Obaa Yaa
His outburst scares me
Dear Obaa Yaa,
We have been in friendship close to seven months and things have been going on smoothly to my delight.
He has very good looks, fine disposition, very accommodating and has promised that he would do all within his means to marry me.
Unfortunately, l have discovered another side of him which has frightened me to the marrow.
Recently, there was a little misunderstanding between him and a friend of his. The exchanges between the two gentlemen were serious.
Though my fiancé had been wrongly accused of the issue which triggered the misunderstanding, he has vowed never to forgive the gentleman involved.
Finally, the two intimate friends who did almost everything together are no more talking to each other. Some of their colleagues had attempted to settle the matter, but without success.
Eventually, the matter is in court and judgement is yet to be delivered.
Being the calm person that l am, and for the fact that l cannot stand quarrels of such magnitude, l have made up my mind to end the relationship since l cannot tell when a powerful ‘axe’ of this sort will land on my head to embarrass me.
l have taken my decision but l would like to listen to your opinion on this matter.
Aba, Cape Coast.
Dear Aba,
I would like to commend you for the bold initiative you have taken to decide on your future irrespective of the flamboyant gentleman of your heart.
A period for courtship is an occasion for two love birds to study each other, be satisfied and equally prepared to handle the shortcomings or challenges of your partner.
The would-be -couple must come to the realisation that they are compatible and for that matter can live together.
This is not a period to indulge in sex, because taking such a position would prevent one from taking definitive decision, if one would like to back out of the relationship.
Obaa Yaa
My wife cheated twice
Six months after marriage, I realised my wife had cheated twice. One happened months before marriage and the other happened just two months after marriage. We dated for four years before we got married.
She had saved the name on her phone as Chairman. The conversation between them didn’t happen every day but once they talked, everything was about sex.
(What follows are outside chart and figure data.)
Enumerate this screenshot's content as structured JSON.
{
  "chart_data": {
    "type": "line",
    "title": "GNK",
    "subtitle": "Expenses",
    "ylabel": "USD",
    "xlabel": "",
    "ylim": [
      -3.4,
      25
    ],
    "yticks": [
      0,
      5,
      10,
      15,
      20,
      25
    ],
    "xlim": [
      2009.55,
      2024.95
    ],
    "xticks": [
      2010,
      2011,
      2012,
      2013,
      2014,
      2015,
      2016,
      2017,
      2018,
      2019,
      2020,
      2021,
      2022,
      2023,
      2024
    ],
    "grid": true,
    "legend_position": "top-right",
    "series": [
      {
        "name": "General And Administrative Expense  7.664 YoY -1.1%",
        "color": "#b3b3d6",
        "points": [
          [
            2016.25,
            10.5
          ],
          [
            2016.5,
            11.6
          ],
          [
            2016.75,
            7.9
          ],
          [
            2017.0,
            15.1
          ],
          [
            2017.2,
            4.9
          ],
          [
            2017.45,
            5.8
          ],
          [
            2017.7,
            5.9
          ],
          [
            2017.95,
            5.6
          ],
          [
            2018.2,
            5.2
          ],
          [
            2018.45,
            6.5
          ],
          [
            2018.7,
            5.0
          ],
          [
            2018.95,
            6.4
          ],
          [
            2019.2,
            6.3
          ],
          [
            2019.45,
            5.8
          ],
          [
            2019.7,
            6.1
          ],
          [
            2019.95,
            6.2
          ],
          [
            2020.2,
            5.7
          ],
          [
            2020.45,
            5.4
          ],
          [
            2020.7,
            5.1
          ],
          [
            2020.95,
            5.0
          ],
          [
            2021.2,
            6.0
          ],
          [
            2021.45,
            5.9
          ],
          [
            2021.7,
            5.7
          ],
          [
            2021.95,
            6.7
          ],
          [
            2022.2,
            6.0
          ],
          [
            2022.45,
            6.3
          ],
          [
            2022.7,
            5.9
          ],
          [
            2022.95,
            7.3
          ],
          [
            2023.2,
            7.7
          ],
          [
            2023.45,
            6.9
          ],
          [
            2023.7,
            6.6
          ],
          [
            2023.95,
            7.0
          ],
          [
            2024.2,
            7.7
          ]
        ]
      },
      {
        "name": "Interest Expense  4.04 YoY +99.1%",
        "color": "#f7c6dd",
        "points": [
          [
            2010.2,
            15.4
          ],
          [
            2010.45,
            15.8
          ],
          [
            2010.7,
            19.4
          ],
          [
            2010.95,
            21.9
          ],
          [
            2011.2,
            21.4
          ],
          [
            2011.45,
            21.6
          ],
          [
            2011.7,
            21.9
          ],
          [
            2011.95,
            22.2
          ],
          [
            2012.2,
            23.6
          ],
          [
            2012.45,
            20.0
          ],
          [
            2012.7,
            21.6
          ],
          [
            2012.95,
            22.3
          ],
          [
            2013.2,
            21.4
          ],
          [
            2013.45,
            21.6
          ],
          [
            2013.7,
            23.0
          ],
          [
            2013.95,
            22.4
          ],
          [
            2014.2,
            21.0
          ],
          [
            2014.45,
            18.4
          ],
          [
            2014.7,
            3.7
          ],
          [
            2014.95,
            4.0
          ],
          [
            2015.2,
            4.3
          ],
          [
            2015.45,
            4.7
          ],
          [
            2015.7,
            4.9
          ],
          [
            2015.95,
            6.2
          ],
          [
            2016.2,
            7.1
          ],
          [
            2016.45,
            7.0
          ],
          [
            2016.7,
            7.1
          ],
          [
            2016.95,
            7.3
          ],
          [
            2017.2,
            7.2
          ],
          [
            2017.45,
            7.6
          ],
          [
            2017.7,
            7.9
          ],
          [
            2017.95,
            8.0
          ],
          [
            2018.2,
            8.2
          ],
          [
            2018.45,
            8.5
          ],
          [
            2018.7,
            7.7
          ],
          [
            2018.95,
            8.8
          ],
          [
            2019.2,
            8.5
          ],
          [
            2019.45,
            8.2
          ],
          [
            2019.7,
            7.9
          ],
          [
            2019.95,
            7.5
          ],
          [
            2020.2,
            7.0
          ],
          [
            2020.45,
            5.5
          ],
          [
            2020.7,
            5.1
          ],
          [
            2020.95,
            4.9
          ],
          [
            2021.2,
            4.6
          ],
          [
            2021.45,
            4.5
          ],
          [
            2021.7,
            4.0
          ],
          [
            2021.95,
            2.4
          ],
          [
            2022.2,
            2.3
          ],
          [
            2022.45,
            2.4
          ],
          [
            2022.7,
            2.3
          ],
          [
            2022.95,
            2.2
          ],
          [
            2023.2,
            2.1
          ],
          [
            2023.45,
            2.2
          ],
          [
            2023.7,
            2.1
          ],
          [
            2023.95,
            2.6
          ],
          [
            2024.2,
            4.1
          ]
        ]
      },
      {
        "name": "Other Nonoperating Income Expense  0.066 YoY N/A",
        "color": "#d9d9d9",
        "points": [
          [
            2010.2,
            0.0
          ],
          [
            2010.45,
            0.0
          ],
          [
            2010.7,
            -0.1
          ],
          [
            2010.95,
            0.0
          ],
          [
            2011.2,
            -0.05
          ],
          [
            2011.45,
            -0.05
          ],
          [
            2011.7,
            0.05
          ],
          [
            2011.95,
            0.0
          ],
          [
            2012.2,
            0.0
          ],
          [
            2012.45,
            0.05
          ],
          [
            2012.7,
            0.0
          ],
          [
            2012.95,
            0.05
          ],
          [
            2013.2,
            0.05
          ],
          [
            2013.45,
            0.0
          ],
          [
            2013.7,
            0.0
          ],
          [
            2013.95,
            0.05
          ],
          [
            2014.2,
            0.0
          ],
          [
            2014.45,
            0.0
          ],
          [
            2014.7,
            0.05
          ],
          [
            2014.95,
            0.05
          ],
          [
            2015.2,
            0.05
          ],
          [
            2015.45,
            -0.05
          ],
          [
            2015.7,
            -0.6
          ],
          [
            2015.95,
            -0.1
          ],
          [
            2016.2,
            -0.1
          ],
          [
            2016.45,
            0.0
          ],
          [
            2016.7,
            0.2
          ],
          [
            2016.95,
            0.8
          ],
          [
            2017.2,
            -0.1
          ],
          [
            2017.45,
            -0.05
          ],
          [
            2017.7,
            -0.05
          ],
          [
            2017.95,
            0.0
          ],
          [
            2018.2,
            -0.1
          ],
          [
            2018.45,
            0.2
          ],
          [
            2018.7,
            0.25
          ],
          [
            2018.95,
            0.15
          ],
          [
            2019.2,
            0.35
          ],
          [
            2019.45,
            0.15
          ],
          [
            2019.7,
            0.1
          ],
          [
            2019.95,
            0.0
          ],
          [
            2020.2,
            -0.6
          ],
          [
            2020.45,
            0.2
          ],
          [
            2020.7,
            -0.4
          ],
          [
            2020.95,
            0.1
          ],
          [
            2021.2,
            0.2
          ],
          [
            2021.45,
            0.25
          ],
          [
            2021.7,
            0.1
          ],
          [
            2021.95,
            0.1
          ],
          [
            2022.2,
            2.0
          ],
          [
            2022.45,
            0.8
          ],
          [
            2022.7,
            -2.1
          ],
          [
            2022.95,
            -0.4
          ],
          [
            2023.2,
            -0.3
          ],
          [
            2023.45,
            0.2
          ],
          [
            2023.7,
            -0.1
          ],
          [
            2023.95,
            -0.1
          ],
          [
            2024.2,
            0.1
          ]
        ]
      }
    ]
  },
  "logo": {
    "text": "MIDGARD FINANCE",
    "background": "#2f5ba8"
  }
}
My wife encouraged every word and even made suggestions as to where to meet.
I want to meet ‘Chairman,’ is it a good or a bad idea?
Yoofi, Takoradi.
Dear Yoofi,
What you have discovered is deeply painful, especially after investing four years of dating and entering marriage with trust, love and commitment. Betrayal in marriage is not only about the physical act, but also the emotional damage, secrecy and broken trust that come with it.
At this point, it is important not to make decisions purely out of anger or revenge. You need clarity, honest and calm conversations. Your wife must first be willing to tell the whole truth and take responsibility for her actions without excuses.
However, before deciding whether to stay or leave, ask yourself some important questions. Is she willing to cut ties completely with this man? Is she ready to rebuild trust through openness and accountability? And most importantly, do you still see a future with her despite the hurt?
Healing from infidelity takes time, patience and sometimes professional counselling. Do not suffer in silence. Speak to a trusted counsellor, pastor or matured family person who can guide both of you wisely.
Obaa Yaa
Girls are dishonest
Dear Obaa Yaa,
I am 28 years old guy who has been posted as a trained teacher in one of the rural areas in the Central Region.
I didn’t move in with my family because of the nature of my wife’s job.
About two months ago, I befriended one of the students who run errands for me. One thing led to the other and mistakenly had my way with her.
After two weeks, the girl came to tell me that she was pregnant and that I should give her money to terminate the pregnancy because if her parents get to know of it, they would cause my arrest.
This got me disturbed because I might lose [u1] my job.
Upon a second thought, I discussed this with a friend and she told me it might be a plan to extort money from me.
I personally texted her not to terminate the pregnancy but interestingly, I received a response that she has seen her monthly flow.
In fact, I became convinced about what my colleague told me. I want to end the relationship, what should I tell her and what should be my response when my wife hears of it.
Obaa Yaa, please I need an urgent advice.
David, Tema.
Dear David,
Your case is a very simple one. You are even lucky your friend who is much acquainted with the chicanery of the local girls fortunately hinted you and the girl has confirmed it all.
You better quit that relationship and avoid her because she thinks about following you home.
If you haven’t told her you are married, please tell her now.